«Close yore eyes and I`ll kiss you…»
«Закрой свои глаза, и я поцелую тебя…»
Мы пели это на всех школьных вечерах. Гремела ударная установка, собранная из пионерских барабанов, дрожали стекла от рыка рояльных струн, накрученных на некое подобие штыковой лопаты. Учителя и заучи были в шоке, учащиеся старших и средних классов – в восторге.

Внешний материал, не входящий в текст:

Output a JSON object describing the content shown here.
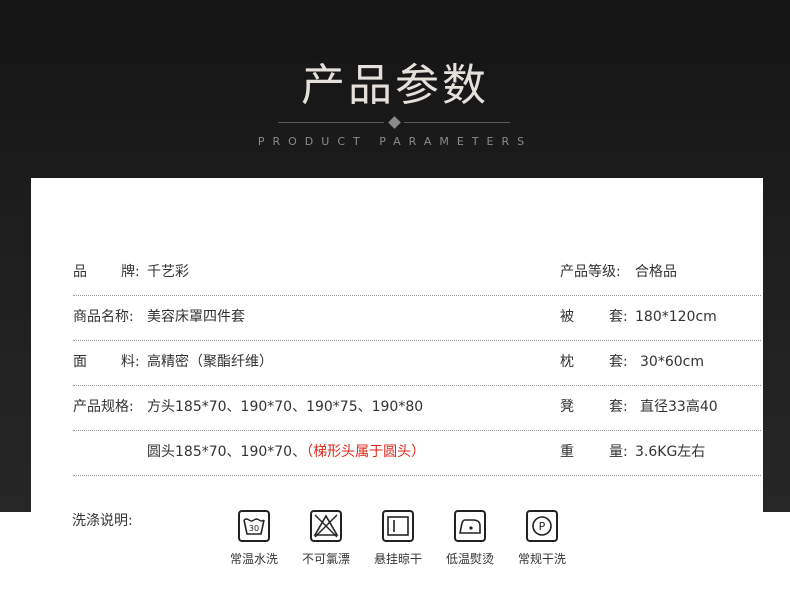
{
  "header": {
    "title": "产品参数",
    "subtitle": "PRODUCT PARAMETERS"
  },
  "rows": [
    {
      "left_label_a": "品",
      "left_label_b": "牌:",
      "left_value": "千艺彩",
      "right_label": "产品等级:",
      "right_value": "合格品"
    },
    {
      "left_label": "商品名称:",
      "left_value": "美容床罩四件套",
      "right_label_a": "被",
      "right_label_b": "套:",
      "right_value": "180*120cm"
    },
    {
      "left_label_a": "面",
      "left_label_b": "料:",
      "left_value": "高精密（聚酯纤维）",
      "right_label_a": "枕",
      "right_label_b": "套:",
      "right_value": "30*60cm"
    },
    {
      "left_label": "产品规格:",
      "left_value": "方头185*70、190*70、190*75、190*80",
      "right_label_a": "凳",
      "right_label_b": "套:",
      "right_value": "直径33高40"
    },
    {
      "left_value": "圆头185*70、190*70、",
      "left_value_red": "（梯形头属于圆头）",
      "right_label_a": "重",
      "right_label_b": "量:",
      "right_value": "3.6KG左右"
    }
  ],
  "washing": {
    "label": "洗涤说明:",
    "items": [
      {
        "icon": "wash-30-icon",
        "text": "30",
        "caption": "常温水洗"
      },
      {
        "icon": "no-bleach-icon",
        "caption": "不可氯漂"
      },
      {
        "icon": "hang-dry-icon",
        "caption": "悬挂晾干"
      },
      {
        "icon": "low-iron-icon",
        "caption": "低温熨烫"
      },
      {
        "icon": "dry-clean-icon",
        "text": "P",
        "caption": "常规干洗"
      }
    ]
  }
}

А потом вдруг все закончилось.
Чихали тарелки духового оркестра, когда нам выдавали аттестаты, плакали мама и сестра в полупустом зале клуба железнодорожников, грустно улыбался усаженный в президиум весь педагогический коллектив во главе с директором школы. Мы стали взрослыми и целовали дождливым утром выпускной ночи одноклассниц в губы.
Закрой свои глаза…
Я поцелую тебя и почувствую капли дождя на твоей щеке…
Школа осталась позади. Мы разбредались по домам, ступая босыми ногами в теплые лужи. Впереди была столбовая дорога жизни. Дождь в дорогу – хорошая примета.
Я двигался прямо. Когда закончился асфальт школы – открылись дубовые двери медицинского института. Меня ждали там. Еще в школе я выступал за их команду на различных первенствах по борьбе. Был «подставным». Я побеждал. Награждали меня, значит, награждали институт. Получалось, что я имел непосредственное отношение к нему. Числился студентом или санитаром. Или что-то вроде этого. И вообще, по словам тренера, в «классике» передо мной открывалась широченная магистраль. В переводе на обычный язык у меня, как у борца классического стиля, были перспективы на будущее. Я резко подворачивал бедро, хорошо «мостил» и мгновенно проходил в корпус.
Подавал надежды.
Мои врачебные перспективы были весьма туманными. Я с трудом узнавал бедренную кость, не мог вспомнить название шейных позвонков и долго выговаривал латинские слова. Даже самые короткие. Но в институте мне нравилось. Я ездил на соревнования, когда у всех была сессия, пропускал занятия, потому что был на сборах и сидел в президиуме вместе с ректором на чествованиях институтских команд. Еще я пел на курсовых вечерах; получал повышенную стипендию и…
Еще была Люда.
Мы столкнулись о ней в дверях аудитории. Я искал преподавателя, чтобы отдать освобождение – ехал на очередные сборы.
– Я преподаватель.
– Вы?
– А, что в этом удивительного?
Ничего. Просто, в моем представлении преподаватель должен был быть занудливо-худым, с длинным носом, в очках и мужского рода. Я не сказал ей об этом.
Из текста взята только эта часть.